Include the following roles in the head play in your build.yml under roles:

    - powertools
    - timesync
    - head-node_pkg_inst

Check for syntactic errors:

ansible-playbook --syntax-check build.yml

Run the playbook:

ansible-playbook build.yml

Installation roles and tasks on the Rocky compute nodes

By performing the tasks below on the compute nodes, we

  • Enable the EPEL repo and powertools in dnf

  • Ensure timezone is in sync with America/New_York

  • Install perl, perl-DBI

Include the following roles in the comple node play in build.yml

    - powertools
    - timesync
    - compute-node_pkg_inst

Check for syntactic errors:

ansible-playbook --syntax-check build.yml

Run the playbook:

ansible-playbook build.yml

Installation roles and tasks on the Ubuntu head node

By performing the roles below on the head node, we

  • Ensure timezone is in sync with America/New_York

  • Install head node packages, including compiler, development tools, mariadb (MySQL server), etc

Include the following roles in the head play in your build.yml under roles:

    - timesync
    - head-node_pkg_inst

Check for syntactic errors:

ansible-playbook --syntax-check build.yml

Run the playbook:

ansible-playbook build.yml

Installation roles and tasks on the Ubuntu compute nodes

By performing the tasks below on the compute nodes, we

  • Ensure timezone is in sync with America/New_York

  • Install compilers

Include the following roles in the comple node play in build.yml

    - timesync
    - compute-node_pkg_inst

Check for syntactic errors:

ansible-playbook --syntax-check build.yml

Run the playbook:

ansible-playbook build.yml

NFS setup roles and tasks on the cluster

Need to create directory /head/NFS on the head node, share it with the compute nodes, then automount it on the compute nodes.

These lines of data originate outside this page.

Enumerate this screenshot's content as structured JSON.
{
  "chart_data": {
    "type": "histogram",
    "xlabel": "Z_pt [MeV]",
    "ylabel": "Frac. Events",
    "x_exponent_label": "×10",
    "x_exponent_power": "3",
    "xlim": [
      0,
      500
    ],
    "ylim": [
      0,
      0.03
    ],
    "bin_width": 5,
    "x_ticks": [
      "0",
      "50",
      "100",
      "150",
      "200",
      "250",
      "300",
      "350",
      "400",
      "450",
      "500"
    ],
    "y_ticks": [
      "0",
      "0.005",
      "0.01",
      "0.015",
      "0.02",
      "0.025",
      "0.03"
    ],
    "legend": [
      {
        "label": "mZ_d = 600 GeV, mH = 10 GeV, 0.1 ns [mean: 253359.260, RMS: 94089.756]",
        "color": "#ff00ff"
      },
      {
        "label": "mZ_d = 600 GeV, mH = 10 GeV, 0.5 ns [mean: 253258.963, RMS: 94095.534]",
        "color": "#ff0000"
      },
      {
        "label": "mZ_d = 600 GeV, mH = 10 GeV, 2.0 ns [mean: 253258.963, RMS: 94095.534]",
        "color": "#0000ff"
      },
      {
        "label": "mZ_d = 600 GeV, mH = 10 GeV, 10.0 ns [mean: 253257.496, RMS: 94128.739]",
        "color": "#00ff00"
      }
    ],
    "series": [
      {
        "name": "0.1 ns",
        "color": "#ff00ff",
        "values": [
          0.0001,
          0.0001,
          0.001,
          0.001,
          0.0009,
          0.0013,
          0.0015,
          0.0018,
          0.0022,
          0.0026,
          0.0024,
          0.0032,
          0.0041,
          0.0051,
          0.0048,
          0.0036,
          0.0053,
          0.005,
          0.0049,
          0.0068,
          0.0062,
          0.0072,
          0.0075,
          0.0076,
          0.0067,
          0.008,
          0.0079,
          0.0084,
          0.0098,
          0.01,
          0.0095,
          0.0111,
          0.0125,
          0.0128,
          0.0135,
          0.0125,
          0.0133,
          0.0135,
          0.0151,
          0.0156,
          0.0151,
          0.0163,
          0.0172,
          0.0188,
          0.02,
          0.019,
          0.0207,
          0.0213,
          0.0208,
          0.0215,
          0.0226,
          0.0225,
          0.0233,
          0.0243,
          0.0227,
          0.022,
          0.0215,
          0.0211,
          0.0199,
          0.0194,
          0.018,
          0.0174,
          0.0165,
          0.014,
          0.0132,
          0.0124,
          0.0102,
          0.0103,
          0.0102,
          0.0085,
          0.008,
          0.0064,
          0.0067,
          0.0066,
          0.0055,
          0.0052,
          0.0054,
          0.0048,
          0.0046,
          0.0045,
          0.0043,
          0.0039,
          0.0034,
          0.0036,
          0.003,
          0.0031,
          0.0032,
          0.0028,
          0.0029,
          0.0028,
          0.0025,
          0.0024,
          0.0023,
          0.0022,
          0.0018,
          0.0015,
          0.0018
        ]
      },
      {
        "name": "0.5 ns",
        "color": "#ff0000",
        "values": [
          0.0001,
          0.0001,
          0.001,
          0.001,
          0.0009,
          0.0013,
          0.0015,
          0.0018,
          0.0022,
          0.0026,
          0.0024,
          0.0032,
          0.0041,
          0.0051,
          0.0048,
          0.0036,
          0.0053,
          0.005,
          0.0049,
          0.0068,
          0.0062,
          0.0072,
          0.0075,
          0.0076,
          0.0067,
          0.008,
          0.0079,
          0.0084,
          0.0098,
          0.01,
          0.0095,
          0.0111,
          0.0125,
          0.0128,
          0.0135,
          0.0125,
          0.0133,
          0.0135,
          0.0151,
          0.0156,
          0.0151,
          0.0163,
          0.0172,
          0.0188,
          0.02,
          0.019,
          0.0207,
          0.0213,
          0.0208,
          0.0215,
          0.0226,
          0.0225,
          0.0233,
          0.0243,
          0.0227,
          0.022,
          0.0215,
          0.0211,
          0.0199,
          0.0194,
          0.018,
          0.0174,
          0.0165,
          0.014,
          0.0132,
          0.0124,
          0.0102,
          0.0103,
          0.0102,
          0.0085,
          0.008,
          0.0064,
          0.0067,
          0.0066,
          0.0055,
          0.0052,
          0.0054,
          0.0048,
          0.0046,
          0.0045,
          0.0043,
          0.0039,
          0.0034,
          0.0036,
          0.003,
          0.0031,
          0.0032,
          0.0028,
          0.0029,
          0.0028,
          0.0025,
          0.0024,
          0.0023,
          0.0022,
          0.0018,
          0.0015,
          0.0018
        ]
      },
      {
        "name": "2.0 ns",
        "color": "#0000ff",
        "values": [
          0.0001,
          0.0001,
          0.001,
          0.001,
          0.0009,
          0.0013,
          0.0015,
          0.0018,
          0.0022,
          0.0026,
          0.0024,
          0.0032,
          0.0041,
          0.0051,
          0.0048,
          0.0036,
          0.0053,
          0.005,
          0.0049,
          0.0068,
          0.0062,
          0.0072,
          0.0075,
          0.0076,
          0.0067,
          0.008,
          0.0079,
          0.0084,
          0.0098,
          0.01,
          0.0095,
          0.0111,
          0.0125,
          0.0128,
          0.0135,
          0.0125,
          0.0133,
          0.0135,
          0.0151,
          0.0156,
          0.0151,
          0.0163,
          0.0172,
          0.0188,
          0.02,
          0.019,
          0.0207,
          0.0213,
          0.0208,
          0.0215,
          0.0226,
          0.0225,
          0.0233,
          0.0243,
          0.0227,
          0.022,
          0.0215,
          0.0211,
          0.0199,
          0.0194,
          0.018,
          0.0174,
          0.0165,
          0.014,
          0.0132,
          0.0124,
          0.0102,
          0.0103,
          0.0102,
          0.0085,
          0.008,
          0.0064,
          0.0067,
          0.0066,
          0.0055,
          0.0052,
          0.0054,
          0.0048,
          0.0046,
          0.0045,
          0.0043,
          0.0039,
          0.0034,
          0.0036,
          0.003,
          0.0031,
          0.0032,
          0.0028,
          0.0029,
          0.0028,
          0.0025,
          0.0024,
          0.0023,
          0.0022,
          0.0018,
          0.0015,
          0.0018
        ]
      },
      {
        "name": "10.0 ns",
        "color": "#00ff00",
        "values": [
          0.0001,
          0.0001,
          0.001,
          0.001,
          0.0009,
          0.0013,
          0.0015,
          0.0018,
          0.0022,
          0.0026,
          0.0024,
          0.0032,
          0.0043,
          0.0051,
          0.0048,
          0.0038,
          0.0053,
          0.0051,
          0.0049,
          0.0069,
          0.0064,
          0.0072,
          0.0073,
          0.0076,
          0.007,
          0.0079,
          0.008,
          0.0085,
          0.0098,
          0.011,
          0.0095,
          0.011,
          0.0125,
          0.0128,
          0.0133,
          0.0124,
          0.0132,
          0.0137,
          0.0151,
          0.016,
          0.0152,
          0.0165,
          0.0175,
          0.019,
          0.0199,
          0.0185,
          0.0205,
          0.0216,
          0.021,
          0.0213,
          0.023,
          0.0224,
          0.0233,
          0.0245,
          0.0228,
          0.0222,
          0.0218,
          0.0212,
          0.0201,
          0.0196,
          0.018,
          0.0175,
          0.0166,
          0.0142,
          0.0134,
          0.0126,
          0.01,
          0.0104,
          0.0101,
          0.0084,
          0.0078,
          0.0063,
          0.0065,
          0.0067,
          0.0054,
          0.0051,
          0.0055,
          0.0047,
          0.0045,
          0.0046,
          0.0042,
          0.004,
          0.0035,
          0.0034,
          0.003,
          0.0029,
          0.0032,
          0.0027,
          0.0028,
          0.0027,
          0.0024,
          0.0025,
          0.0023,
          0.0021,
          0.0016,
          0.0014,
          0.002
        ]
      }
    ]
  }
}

Below, we add Ansible NFS roles to accdomplish the tasks.

Include the NFS server role in the head node play in build.yml:

    - head-node_nfs_server

Include the autofs role in the compute node play in build.yml:

    - compute-node_autofs

In the end of the lab, the build.yml on Rocky should look as follows now:

On Ubuntu, the build.yml should look as follows:

Check for syntactic errors:

ansible-playbook --syntax-check build.yml

Run the playbook:

ansible-playbook build.yml

At this point, the head and compute node installation is essentially complete, except for the scheduler part.